19. März 2017

Antiglobalisierungs-Stimmung im Spa-Paradies

Glücklicher könnte er nicht sein
Wenn es noch eines weiteren Belegs bedurft hätte, das Treffen der G20-Finanzminister und Notenbankgouverneure hat ihn erbracht: Der Backlash gegen die Globalisierung erfolgt nicht durch ein paar linke Demonstranten außerhalb des Kurhauses, sondern von rechts, gleichsam aus dem ‚Herzen der Bestie‘ (Che Guevara). Das offizielle Kommuniqué reflektiert als erstes unter den G20-Dokumenten, dass die neue Antiglobalisierungsstimmung aus Washington jetzt auch in der Gruppe der 20 wichtigsten Ökonomien angekommen ist.
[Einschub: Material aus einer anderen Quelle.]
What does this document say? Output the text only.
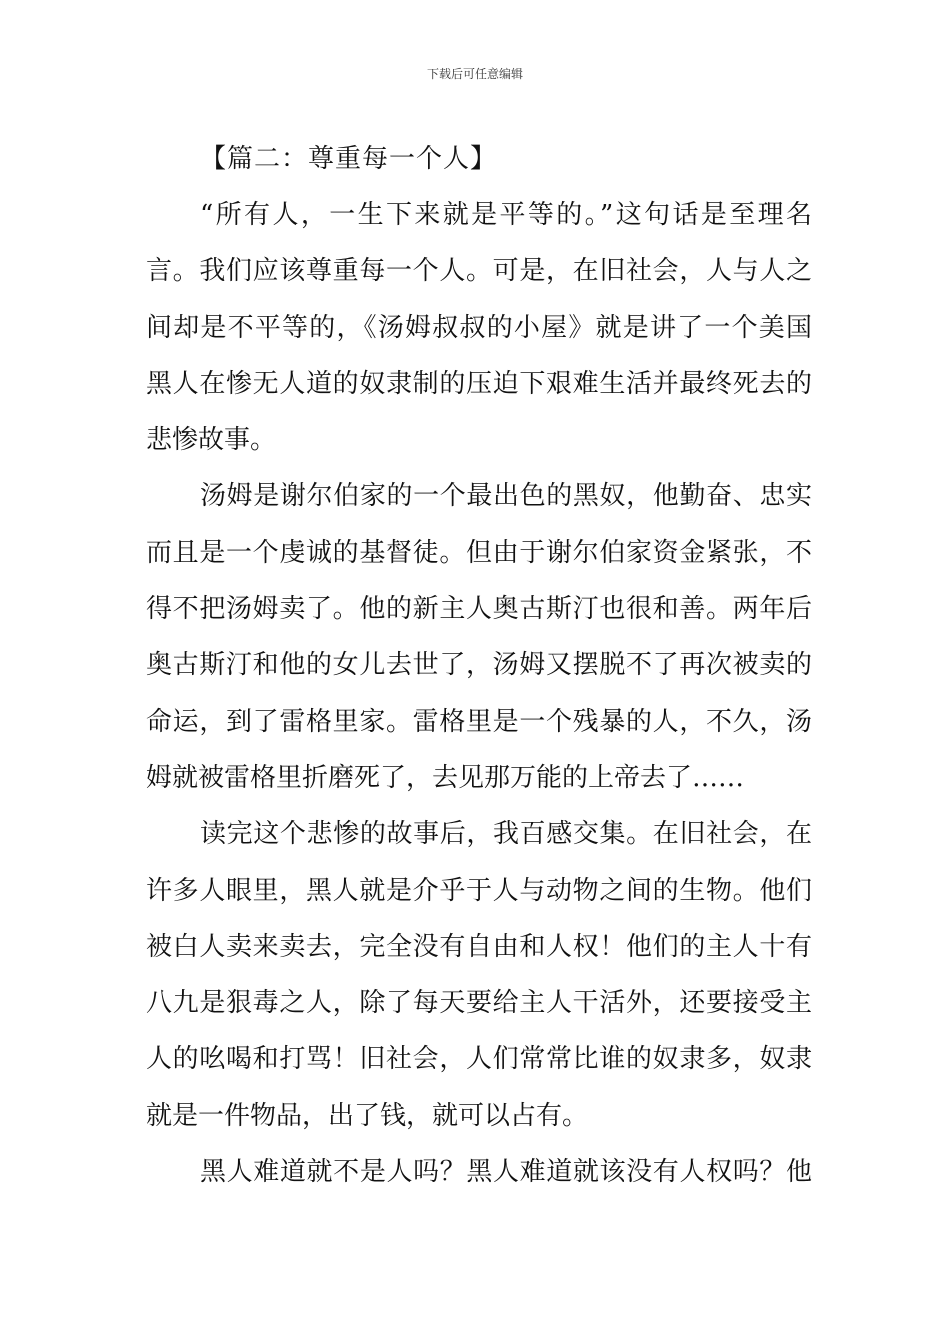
下载后可任意编辑
【篇二：尊重每一个人】
“所有人，一生下来就是平等的。”这句话是至理名
言。我们应该尊重每一个人。可是，在旧社会，人与人之
间却是不平等的，《汤姆叔叔的小屋》就是讲了一个美国
黑人在惨无人道的奴隶制的压迫下艰难生活并最终死去的
悲惨故事。
汤姆是谢尔伯家的一个最出色的黑奴，他勤奋、忠实
而且是一个虔诚的基督徒。但由于谢尔伯家资金紧张，不
得不把汤姆卖了。他的新主人奥古斯汀也很和善。两年后
奥古斯汀和他的女儿去世了，汤姆又摆脱不了再次被卖的
命运，到了雷格里家。雷格里是一个残暴的人，不久，汤
姆就被雷格里折磨死了，去见那万能的上帝去了……
读完这个悲惨的故事后，我百感交集。在旧社会，在
许多人眼里，黑人就是介乎于人与动物之间的生物。他们
被白人卖来卖去，完全没有自由和人权！他们的主人十有
八九是狠毒之人，除了每天要给主人干活外，还要接受主
人的吆喝和打骂！旧社会，人们常常比谁的奴隶多，奴隶
就是一件物品，出了钱，就可以占有。
黑人难道就不是人吗？黑人难道就该没有人权吗？他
Das übliche G20-Versprechen, „allen Formen des Protektionismus zu widerstehen“, hat der neue US-Finanzminister Steven Mnuchin verhindert, ebenso wie jede substantielle Erklärung zu Umweltpolitik und Klimaschutz. Stattdessen heißt es jetzt: „Wir arbeiten an der Stärkung des Beitrags des Handels zu unseren Ökonomien. Wir werden nach der Reduzierung exzessiver globaler Ungleichgewichte streben, mehr Inklusivität und Fairness fördern und Ungleichheit bei unserer Verfolgung von wirtschaftlichem Wachstum reduzieren.“

Das ist nicht nur eine Verwässerung der bislang üblichen Freihandelsrhetorik, die sehr wohl die Zuflucht zu protektionistischen Maßnahmen gestattete, wenn es die Interessenlage erforderte. Während der zweite Satz seit längerem zum G20-Sprech gehört (Kritik der globalen Ungleichgewichte, ohne die größten Sünder namentlich zu nennen), ist der erste Satz schon ein deutliches Zugeständnis an die US-Regierung. Wenn der Handel nur noch nach seinem Beitrag zur eigenen Ökonomie gemessen wird, dann passt das sehr gut zur America-First-Politik Donald Trumps. Kein Wunder, dass Mnuchin nach dem Treffen jubilierte: „Wir könnten nicht glücklicher sein mit dem Ergebnis – wir hatten Konsens in der Gruppe.“

Wenn dieses Finanzministertreffen die Weichen für den G20-Gipfel im Juli gestellt haben sollte, dann verheißt dies nichts Gutes für die deutsche G20-Präsidentschaft. Viele beklagen jetzt, die G20 hätten die jeweiligen Lieblingsthemen ignoriert – seien es die drohenden Schuldenkrisen im Süden oder die Schärfung der Finanzmarktreformen zur Stärkung des Gemeinwohls. Andere fordern vom Rest der G20 und nicht zuletzt von der deutschen G20-Präsidentschaft, schleunigst eine Strategie zu entwickeln, um die bisherigen Errungenschaften der G20 angesichts der Wirklichkeitsverweigerung in Washington nicht vollends zur Makulatur werden zu lassen. Die Frage ist nur, wie eine solche Strategie aussehen kann. In immer weiteren Konzessionen und Appeasement gegenüber den neuen Washingtoner Machthabern kann sie sicher nicht liegen. Auf eine Kehrtwende und friedvolle Überzeugungsarbeit gegenüber Washington zu setzen, wäre ebenso illusionär. Wie wäre es daher mit einer „G20-minus-1-Strategie“, die die US-Unilateralisten im Regen stehen lässt, während die große Karawane weiterzieht? Ein wenig Hirnschmalz auf diese Frage zu verwenden, wäre vielleicht keine vergebliche Anstrengung.